The rules governing discovery of experts in North Carolina differentiate between these varying categories of experts. In North Carolina, consulting experts are hired to review a file as well as assist in the preparation of litigation. The identity and opinion of a consulting expert who is not going to testify at trial is not discoverable. However, a party can obtain the identity of, substance, and facts pertaining to the other party’s testifying expert in discovery through interrogatories. According to Rule 26, through an interrogatory, a party can require “ any other party to identify each person whom the other party expects to call as an expert witness at trial,  to state the subject matter on which the expert is expected to testify, and  to state the substance of the facts and opinions to which the expert is expected to testify and a summary of the grounds for each opinion.”
Some expert witnesses may be considered testifying experts and fact witnesses. For example: a school psychologist at a child’s school witnessed a particularly heated exchange between the child’s parents on school property. If called to testify simply about the argument, this witness would be a fact witness. If the scope of the testimony expanded to how this could impact the child, she would then transition from a fact witness to an expert witness. One important thing to note is that if your expert is testifying as a fact witness, she is not owed a fee, but if she is testifying as an expert, the rules for payment of experts will apply.
The written agreement (typically drafted by your attorney) that sets out the role your expert will play also should specify how the expert will be compensated and when payment is due. Experts can charge an hourly rate or they can charge a lump-sum fee. For services like depositions or trial appearances, some experts increase their hourly rate or charge by the half-day or day. The rate is usually based on factors that include the experience of the expert and the nature of the task. These fees can either be paid up front, as work is completed, or in full upon completion of services. Also, unlike with some attorneys, an agreement to pay an expert cannot be based on whether or not you prevail at trial. Therefore, the terms of compensation in your written agreement are not contingent on whether or not you win your case.

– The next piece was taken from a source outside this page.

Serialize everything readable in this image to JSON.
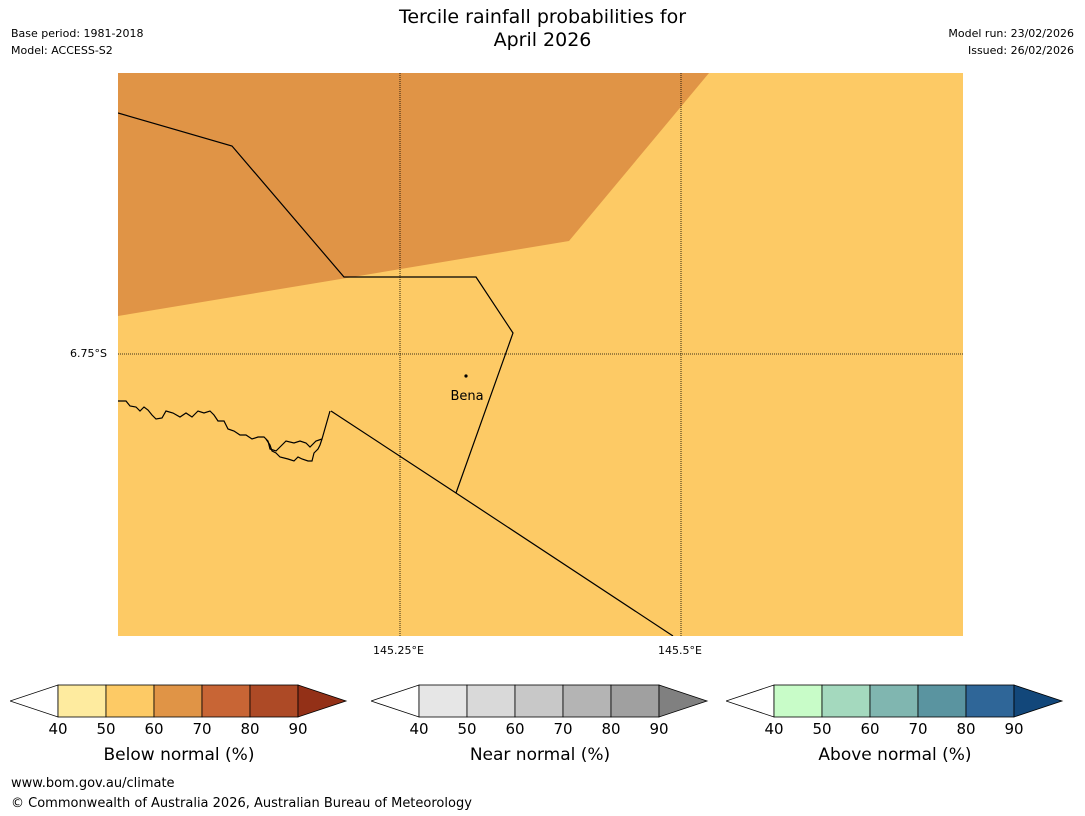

In the event that you do win your case, there are some situations where the losing party will pay your expert fees. By statute, the court can order the losing party to pay certain expenses, called taxable costs. “Taxable costs” simply means litigation-related expenses that the winning party is entitled to as a part of the court’s award. With expert fees, a judge can award costs for reasonable and necessary fees of expert witnesses for actual time spent providing testimony at trial, deposition, or other proceedings. This is limited to fees associated with the expert’s time providing testimony at trial, deposition, or other proceedings. Additionally, in order for the court to award expert fees, the expert must have been subpoenaed.
Lastly, if the court appoints an expert witness, it is up to the court to determine the terms of payment. Court-appointed experts are entitled to “reasonable compensation” that is to be paid in a method decided on by the court.
In summary, expert witnesses can be a valuable tool throughout litigation. If issues arise in dealing with your expert, such as the expert refusing to comply, the expert may be in breach of contract or found to be in contempt of court.